As it turns out, baka and test does not work when it takes itself seriously.

For starters, the basic setting, while it seems interesting at first, makes no sense on anything but a surface level. For some shows, (slice of life and comedy) this is okay, as deep reflection on the setting is not an essential part of the experience. However, in a show that prides itself on its deep philosophical aspects, the fundamental flaws in the setting make engagement impossible.
The core plot of the first episode is simply that the students go to a prestigious school, where everything is provided for them, to be bought with points allotted at the beginning of each month. The loser class that the story follows spends their points frivolously, and is shocked when they discover that the amount of points they have is lowered by their bad behavior. Their teacher mocks them for not figuring this out, mentioning that she had said that their point allotments were based on merit in the beginning. The show brings to attention how obvious this was, to the point where I did not even realize that it wasn't supposed to be while watching. Yet, for some reason, nobody even considered it.
This starts the show's trend of lazy writing with selective idiocy on the parts of the characters, where despite being students at the nation's premier prep school, regularly fail to understand basic concepts, rather than coming up with a reasonable reason for the characters to fail and create conflict.

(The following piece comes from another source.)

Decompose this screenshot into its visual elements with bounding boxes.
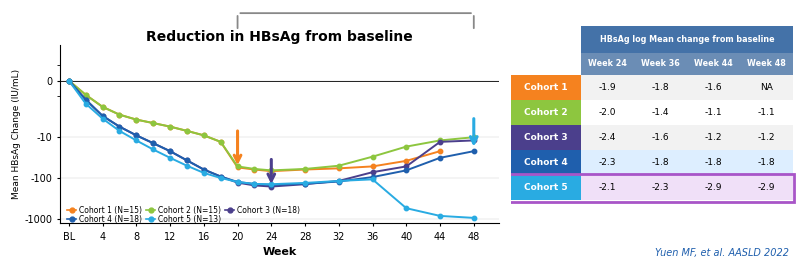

Furthermore, along with the forced conflict, the stakes riding on this conflict are equally nonsensical, with the big reveal that any character who fails a test will be permanently expelled. This is treated like the end of the world, and due to the structure of the series, from the viewer's perspective expulsion of a character would be equivalent to death, being their complete removal from the story. However, to the characters, if they were already failing with no hope of recovery, expulsion would be an actively good thing, so the only shocking part about this consequence is that anyone in danger of being expelled wouldn't have dropped out or transferred already.
The story then proceeds to use this faulty setting as a premise to try and explore deep and philosophical questions such as "does equality truly exist". However, this question's meaning is almost completely lost, because when the premise is this divorced from realism, we know that the plot will magically contort itself to drive home whatever moral the author feels like forcing on us. Characters will act absurdly, impossibly unlikely coincidences will occur, and certain key aspects of society and human behavior will be overlooked, just so that the main character, and by extension the author, can be proven right in his morals.
Fiction is an incredibly powerful tool for investigating philosophy, and a well crafted story can do very well as an example of a particular branch of philosophy. However, rather than doing this, classroom of the elite simply makes bold statements like "equality does not truly exist" and proceeds to simply showcase supposed examples of "inequality" while ignoring all factors that would contest its viewpoints.